2

I have a workflow which moves 700gb in files from an ftp server to an on-prem server for python script processing.

i would like to migrate this process to a AWS s3 bucket for lambda to process.
i saw AWS data-sync as a reasonable priced solution (0.0125/gb) to move this data to an S3 bucket. but not from an ftp site.

anyone have suggestions how to do this?

note: i've looked into filezilla pro but there is no way to automate this process with a batch command or scripting.

phill
  • 13,434
  • 38
  • 105
  • 141
  • [AWS supports SFTP](https://aws.amazon.com/sftp/?whats-ne) for in and out of s3. Thus, maybe it could be useful. – Marcin Apr 06 '20 at 00:40
  • Think thru your design. You want to copy the data from an FTP server to S3. This will require both compute and network resources. Then you plan to copy the data from S3 to Lambda for processing. Instead, launch EC2, download the data from FTP to EC2 and process. AWS charges for data transfer and for storage. Google search `FTP file sync` for tools that can automatically sync from an FTP server to local storage (on EC2). – John Hanley Apr 06 '20 at 03:25
  • the transfer rates using aws sftp is completely unreasonable. – phill Apr 06 '20 at 16:29
  • it looks like i can run winscp in a scheduled dos batch script in an ec2 instance but it seems to be an unnecessary step if there is a way to load the files directly to lambda for processing. i didn't know lambda could store files. – phill Apr 06 '20 at 16:31

1 Answers1

3

AWS Lambda is not a good choice for such job due to dynamic memory requirements and unreliable latency time between your FTP site and Lambda Function.

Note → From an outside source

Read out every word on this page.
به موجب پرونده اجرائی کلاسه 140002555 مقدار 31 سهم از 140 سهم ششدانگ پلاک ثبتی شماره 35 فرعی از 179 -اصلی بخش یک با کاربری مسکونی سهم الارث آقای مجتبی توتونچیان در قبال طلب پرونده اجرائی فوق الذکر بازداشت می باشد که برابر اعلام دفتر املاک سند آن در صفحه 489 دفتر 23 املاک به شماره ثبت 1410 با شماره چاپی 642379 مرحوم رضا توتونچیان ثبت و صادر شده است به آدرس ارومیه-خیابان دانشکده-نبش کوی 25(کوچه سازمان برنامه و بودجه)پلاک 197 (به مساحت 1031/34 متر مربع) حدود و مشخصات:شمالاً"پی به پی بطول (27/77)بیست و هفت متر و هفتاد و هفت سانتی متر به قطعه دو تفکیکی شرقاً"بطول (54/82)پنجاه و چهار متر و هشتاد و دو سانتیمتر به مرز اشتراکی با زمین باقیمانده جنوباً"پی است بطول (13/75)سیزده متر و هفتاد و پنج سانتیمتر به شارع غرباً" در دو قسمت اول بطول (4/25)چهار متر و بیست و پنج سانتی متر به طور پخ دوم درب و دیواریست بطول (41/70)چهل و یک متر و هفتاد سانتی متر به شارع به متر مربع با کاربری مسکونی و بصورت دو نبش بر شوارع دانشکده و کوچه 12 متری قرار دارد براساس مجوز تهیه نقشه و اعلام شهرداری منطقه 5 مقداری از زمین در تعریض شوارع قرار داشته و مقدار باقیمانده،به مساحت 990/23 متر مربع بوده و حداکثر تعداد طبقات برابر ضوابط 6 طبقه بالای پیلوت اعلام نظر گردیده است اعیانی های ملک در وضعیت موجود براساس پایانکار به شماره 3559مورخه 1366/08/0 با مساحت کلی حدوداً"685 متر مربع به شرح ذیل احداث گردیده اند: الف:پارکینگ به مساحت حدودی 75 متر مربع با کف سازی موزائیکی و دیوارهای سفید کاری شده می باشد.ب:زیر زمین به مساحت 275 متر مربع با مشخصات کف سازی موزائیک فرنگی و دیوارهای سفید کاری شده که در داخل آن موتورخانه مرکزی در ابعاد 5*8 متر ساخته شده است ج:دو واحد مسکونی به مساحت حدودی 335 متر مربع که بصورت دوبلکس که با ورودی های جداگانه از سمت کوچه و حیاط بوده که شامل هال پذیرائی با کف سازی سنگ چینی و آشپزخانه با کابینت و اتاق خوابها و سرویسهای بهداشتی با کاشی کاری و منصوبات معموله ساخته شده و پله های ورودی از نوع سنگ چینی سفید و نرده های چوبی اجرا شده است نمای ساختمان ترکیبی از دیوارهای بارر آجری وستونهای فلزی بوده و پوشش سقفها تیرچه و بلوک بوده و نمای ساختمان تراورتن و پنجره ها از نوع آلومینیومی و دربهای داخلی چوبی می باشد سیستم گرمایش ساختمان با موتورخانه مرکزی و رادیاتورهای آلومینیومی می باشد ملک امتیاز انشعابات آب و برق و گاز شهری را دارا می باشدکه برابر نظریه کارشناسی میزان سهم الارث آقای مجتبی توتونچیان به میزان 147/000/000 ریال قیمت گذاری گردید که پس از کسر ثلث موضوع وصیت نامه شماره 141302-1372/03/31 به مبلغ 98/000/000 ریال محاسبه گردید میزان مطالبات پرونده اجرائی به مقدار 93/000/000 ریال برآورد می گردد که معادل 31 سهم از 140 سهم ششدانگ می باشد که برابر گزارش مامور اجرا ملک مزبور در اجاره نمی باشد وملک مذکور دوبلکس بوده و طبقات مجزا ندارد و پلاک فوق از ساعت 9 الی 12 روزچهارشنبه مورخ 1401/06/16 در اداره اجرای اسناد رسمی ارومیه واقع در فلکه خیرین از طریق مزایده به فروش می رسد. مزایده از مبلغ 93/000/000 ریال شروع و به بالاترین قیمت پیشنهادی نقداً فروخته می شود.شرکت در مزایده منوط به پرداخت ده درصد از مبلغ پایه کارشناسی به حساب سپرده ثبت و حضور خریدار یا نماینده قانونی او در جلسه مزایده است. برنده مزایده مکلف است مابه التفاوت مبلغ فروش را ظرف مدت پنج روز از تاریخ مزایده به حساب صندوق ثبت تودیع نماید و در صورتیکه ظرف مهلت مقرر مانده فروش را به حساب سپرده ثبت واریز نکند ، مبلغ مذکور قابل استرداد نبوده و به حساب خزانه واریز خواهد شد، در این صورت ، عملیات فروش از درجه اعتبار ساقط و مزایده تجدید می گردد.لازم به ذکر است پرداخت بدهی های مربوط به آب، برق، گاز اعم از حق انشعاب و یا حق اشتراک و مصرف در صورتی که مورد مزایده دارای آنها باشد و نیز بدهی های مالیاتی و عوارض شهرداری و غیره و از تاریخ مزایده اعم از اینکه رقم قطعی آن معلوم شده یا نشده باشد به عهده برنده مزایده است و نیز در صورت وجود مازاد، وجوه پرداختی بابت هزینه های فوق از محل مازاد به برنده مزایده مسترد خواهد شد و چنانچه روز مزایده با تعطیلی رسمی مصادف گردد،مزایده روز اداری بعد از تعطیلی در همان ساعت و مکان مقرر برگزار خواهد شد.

Looks like you are trying to copy 700GB data into S3 via some AWS service. If this a correct statement, then please do serious cost calculations for the following:

  1. S3 pricing is function of amount data transfer and frequency of retrieval. Reading writing 700GB data will cost significantly per month.

  2. Lambda function execution time and memory. Whenever Lambda will be executed it will read the file into temp memory var. This is where you will get high cost as Lambda function costing depends on amount of memory used.

Second the connection speed between FTP site and Lambda edge server is also worth mentioning, since more the latency more quickly you will exhaust your free 1M lambda request quota.

I would recommend to use Python/Ruby/PHP script either on FTP server or on-premise local machine and upload files to S3 buckets. If you are going with approach then do think about archiving the data into Glacier so that you will save money.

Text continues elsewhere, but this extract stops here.